The Rams gift the Steelers with eventual Hall of Famer Jerome Bettis and throw in the 72nd overall pick in the ’96 draft in exchange for a ’96 second round (59th overall) and a ’97 fourth round (121st overall). 

1. The Saints Give away the 1999 draft for Ricky Williams

(Manny Millan/SI)

Given Williams’ college stat line it’s no wonder he was very sought after, but with what the New Orleans Saints gave away to get him at number 5, you’d think the Saints were playing their last season in the NFL. Williams amassed 6,592 rush yards, 75 TDs on the ground, 988 rec yards, and 4 rec TDs in his 4 years at Texas.
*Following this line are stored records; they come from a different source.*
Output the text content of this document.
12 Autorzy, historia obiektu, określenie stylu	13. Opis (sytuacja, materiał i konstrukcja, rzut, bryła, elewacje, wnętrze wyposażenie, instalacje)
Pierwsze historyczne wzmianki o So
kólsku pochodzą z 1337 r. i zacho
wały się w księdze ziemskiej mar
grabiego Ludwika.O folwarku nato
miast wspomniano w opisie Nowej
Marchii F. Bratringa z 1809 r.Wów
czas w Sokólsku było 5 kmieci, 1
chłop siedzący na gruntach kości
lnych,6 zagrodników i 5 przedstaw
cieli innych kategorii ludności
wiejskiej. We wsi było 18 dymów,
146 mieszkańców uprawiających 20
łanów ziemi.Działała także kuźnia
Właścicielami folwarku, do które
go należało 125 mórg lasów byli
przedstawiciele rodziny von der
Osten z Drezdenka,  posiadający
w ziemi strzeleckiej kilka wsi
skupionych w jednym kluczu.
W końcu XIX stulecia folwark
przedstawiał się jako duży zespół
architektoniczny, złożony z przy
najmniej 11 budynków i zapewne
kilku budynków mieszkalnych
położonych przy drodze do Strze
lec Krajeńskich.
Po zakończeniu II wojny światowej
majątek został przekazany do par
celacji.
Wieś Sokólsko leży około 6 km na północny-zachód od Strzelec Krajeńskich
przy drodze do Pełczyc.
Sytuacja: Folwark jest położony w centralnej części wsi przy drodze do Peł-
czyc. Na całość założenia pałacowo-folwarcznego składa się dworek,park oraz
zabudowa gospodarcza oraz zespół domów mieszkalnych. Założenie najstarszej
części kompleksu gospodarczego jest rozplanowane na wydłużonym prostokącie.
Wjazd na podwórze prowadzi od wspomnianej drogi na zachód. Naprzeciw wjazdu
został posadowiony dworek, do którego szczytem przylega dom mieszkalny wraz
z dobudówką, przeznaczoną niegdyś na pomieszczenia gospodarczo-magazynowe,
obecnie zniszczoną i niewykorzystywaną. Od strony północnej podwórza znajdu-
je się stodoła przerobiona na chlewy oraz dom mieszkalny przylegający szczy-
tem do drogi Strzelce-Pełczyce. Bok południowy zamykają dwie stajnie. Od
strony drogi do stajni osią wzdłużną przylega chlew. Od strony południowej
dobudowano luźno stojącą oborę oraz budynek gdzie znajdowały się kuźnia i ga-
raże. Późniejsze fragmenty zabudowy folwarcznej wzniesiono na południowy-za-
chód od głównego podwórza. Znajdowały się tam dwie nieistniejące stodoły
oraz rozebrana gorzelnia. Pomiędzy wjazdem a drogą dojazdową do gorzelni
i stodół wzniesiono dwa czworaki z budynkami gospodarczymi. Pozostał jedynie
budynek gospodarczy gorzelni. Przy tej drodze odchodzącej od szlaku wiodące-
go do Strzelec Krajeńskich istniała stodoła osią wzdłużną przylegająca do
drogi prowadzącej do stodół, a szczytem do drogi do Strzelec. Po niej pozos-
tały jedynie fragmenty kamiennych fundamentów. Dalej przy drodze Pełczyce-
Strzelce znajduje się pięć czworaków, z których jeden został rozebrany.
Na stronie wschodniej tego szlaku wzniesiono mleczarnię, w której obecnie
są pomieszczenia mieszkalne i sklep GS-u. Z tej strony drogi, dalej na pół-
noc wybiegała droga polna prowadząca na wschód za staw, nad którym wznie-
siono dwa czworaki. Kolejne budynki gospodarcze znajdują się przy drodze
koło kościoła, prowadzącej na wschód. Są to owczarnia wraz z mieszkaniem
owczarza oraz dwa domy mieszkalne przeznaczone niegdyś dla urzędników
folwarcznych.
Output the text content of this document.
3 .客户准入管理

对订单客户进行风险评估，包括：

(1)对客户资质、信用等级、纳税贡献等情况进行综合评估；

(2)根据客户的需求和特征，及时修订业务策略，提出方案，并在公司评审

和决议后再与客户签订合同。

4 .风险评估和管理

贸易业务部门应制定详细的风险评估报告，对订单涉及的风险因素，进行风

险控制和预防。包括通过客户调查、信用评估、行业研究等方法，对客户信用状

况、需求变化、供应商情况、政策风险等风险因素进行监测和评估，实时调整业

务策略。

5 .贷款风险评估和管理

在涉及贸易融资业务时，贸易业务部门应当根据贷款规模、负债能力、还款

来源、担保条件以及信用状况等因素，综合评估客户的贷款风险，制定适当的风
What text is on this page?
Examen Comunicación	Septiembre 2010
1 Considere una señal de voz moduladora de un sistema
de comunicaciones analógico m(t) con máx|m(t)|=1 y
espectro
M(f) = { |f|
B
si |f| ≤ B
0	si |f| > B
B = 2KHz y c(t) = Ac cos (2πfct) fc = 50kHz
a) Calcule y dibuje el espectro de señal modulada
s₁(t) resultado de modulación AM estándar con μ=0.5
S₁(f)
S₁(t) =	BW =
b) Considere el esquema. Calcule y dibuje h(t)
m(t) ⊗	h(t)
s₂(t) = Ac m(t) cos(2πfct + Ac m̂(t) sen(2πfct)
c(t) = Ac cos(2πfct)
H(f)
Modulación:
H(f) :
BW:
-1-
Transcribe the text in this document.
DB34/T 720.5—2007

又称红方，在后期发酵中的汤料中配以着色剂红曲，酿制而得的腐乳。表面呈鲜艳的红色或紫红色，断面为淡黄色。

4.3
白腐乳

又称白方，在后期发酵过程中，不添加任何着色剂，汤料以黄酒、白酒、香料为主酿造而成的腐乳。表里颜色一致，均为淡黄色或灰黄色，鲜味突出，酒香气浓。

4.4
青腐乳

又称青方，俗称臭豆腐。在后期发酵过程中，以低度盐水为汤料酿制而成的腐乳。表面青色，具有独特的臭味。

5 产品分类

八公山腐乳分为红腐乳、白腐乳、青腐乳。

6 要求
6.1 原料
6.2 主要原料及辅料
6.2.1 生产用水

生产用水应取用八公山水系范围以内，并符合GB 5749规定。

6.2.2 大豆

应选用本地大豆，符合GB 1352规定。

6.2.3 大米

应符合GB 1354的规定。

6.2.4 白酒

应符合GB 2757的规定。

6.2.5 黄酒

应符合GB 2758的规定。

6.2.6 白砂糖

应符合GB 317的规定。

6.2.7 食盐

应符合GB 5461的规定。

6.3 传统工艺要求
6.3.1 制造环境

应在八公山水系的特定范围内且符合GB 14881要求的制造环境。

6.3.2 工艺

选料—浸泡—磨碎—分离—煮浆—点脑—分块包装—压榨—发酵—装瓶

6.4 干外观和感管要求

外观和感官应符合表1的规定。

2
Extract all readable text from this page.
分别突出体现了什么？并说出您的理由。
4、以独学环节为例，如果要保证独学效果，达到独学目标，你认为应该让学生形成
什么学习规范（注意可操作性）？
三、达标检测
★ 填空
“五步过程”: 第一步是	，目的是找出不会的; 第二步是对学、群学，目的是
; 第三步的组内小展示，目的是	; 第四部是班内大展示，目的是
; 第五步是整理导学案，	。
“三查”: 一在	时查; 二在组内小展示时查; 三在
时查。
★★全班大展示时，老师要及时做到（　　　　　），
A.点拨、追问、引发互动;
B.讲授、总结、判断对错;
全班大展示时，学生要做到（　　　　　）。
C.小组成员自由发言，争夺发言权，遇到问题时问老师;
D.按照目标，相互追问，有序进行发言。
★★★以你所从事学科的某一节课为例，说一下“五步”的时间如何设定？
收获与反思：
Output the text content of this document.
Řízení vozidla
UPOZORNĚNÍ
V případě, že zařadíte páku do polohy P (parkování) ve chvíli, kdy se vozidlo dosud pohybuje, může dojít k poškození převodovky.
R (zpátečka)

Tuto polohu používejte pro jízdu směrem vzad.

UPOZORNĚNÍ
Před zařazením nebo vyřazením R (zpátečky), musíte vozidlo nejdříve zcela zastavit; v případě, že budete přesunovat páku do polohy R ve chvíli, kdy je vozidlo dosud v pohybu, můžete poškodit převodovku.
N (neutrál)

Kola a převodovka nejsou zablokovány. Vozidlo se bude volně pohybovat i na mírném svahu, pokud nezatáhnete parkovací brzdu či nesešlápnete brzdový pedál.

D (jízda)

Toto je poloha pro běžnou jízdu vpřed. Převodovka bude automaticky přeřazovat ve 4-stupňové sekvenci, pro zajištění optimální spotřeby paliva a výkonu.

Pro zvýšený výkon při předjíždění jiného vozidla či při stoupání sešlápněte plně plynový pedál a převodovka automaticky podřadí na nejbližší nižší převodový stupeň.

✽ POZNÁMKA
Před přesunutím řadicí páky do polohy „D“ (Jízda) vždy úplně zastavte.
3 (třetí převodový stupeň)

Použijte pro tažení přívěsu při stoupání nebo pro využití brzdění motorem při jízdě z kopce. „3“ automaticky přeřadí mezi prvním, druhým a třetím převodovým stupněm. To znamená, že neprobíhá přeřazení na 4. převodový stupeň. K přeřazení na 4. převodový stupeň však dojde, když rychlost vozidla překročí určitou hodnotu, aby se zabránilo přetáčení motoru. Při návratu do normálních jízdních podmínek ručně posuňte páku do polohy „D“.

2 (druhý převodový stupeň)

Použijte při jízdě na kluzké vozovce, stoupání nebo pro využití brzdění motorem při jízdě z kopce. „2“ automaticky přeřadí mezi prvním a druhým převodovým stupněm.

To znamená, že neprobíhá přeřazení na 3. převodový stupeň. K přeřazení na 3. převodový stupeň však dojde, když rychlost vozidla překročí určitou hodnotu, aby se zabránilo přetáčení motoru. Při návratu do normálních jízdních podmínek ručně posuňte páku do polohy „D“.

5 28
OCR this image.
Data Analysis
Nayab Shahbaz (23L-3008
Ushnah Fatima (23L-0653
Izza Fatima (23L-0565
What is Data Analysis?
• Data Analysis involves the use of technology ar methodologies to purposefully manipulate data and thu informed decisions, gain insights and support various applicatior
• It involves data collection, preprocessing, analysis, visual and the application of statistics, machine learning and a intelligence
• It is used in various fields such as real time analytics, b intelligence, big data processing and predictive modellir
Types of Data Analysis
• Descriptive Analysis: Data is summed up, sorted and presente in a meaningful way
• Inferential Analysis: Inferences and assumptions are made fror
Coming off of a 6–10 record and an abysmal offense, the Saints were clamoring for a game breaker. Williams boasted two seasons of over 1,000 yards, but after three seasons he was dealt to Miami where he rushed for almost 2,000 yards and 16 TDs the year after departing New Orleans.

The Deal:

New Orleans gives Washington 1999 1st round, 1999 3rd round, 1999 4th round, 1999 5th round, 1999 6th round, 1999 7th round, 2000 1st round and 2000 3rd round. 

The Redskins could’ve turned this trade into a dynasty, much like Jimmy Johnson did with the Dallas Cowboys via the Herschel Walker trade. But they didn’t.